J’ai souvent navigué à bord de navires océanographiques dans l’Atlantique et dans l’océan Austral1. En Afrique du nord et saharienne, et en Patagonie à l’extrémité australe des Andes, j’ai fait escale à Casablanca, à Port-Etienne, à Dakar, et à Punta Arenas,… autant de lieux magiques qui évoquent l’aventure de l’Aéropostale. Aujourd’hui, je peux vous l’avouer : j’y suivais les traces d’Antoine de Saint-Exupéry. Ses ouvrages, « Courrier Sud », « Vol de nuit », « Pilote de guerre », « Terre des Hommes », « Lettre à un otage », « Citadelle »,

« Le Petit Prince », ont enchanté mon adolescence et au-delà.

Les philosophes ont parfois reproché à l’auteur de « Terre des Hommes » d’énoncer des évidences. Ils ont probablement raison. Mais dans ce monde surinformé, où l’esprit de l’homme est sans cesse sollicité par des futilités, il n’est pas inutile de rappeler des évidences, de revenir à l’essentiel, à ce qui fonde notre humanité.

Antoine de Saint-Exupéry me pardonnera de lui emprunter le fascinant personnage du Petit Prince pour un nouveau conte polaire2. Au-delà du réel, ce mode d’expression nous offre une voie pour franchir le miroir. Les contes nous ouvrent les portes de l'imaginaire, pour entrer dans les rêves des explorateurs polaires.

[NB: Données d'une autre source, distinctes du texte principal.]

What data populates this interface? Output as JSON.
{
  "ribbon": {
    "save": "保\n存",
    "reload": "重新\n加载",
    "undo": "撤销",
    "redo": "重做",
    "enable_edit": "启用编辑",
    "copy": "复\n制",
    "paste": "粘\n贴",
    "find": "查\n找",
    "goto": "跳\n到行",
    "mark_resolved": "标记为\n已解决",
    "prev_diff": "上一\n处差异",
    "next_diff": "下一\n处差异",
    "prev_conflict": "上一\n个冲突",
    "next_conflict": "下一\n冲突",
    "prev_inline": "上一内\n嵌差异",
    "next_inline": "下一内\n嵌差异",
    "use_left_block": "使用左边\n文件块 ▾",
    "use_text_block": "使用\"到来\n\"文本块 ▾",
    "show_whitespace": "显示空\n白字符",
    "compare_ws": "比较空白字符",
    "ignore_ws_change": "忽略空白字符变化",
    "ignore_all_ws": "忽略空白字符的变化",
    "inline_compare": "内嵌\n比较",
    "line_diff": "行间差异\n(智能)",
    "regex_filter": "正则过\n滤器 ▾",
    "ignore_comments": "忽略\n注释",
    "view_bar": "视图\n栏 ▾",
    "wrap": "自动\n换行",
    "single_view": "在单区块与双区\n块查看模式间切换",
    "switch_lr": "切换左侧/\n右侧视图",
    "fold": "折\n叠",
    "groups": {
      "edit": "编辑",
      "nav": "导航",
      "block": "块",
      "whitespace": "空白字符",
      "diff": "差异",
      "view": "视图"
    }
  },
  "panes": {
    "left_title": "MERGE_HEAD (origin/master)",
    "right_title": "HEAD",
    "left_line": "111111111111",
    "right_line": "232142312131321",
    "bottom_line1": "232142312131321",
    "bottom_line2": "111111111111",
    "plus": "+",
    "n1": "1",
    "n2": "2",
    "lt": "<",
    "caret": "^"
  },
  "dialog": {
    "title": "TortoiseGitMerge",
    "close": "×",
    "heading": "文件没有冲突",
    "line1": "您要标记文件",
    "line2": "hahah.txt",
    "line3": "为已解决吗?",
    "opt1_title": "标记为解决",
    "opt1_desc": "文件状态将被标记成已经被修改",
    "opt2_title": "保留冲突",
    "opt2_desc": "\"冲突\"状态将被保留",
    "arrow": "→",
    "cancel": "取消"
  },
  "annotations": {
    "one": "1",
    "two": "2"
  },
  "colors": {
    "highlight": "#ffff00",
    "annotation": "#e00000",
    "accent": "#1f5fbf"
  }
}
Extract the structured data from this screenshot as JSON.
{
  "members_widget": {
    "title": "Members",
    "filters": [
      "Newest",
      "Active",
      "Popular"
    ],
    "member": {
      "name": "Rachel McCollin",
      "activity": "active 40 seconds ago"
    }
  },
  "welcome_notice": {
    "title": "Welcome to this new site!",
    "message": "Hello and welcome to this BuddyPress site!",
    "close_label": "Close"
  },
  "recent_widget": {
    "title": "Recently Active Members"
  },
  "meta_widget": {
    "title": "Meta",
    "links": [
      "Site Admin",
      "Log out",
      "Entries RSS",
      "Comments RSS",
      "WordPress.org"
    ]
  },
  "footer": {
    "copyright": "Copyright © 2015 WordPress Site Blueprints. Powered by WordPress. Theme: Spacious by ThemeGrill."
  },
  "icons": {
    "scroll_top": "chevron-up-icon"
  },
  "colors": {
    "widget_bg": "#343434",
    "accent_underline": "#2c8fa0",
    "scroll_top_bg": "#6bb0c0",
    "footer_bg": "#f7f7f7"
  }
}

Des rêves qui nous parlent de raisons de vivre, de dépassement, et de solidarité entre les hommes, condition de notre survie…

1 Journal d’un océanographe – sur le rebord du monde. Paul Tréguer, Elytis, 2018.

2 https://www.reperes-evolutiondumonde.fr/contes-pol-1

I-Météorites

Le ciel est d’un bleu azur très pur. Confortablement installé sur mon Ski-Doo électrique je glisse allègrement sur la surface du plateau polaire antarctique.

Voici vingt heures que j’ai quitté la base américaine Amundsen – Scott du pôle Sud. Je suis à la recherche de météorites, ces roches extraterrestres qui nous sont très utiles pour en savoir plus sur les origines du système solaire. Après avoir traversé notre atmosphère, où la fusion affecte leur couche externe, elles tombent un peu partout sur la Terre mais elles sont plus faciles à débusquer dans les déserts où par définition les pluies sont rares. L’an dernier j’en ai trouvé dans le désert d’Atacama au Chili.

Sur la glace de la calotte antarctique mon œil est attiré par leur couleur noire caractéristique.

-Tiens cette météorite est très belle. Elle est bien polie.

Je m’arrête à proximité.

-Il faudra que je l’analyse pour savoir de quel astéroïde elle vient.

Aujourd’hui la pêche a été bonne : j’ai trouvé une bonne dizaine de météorites qui alimenteront la collection internationale localisée à Venise, en Italie.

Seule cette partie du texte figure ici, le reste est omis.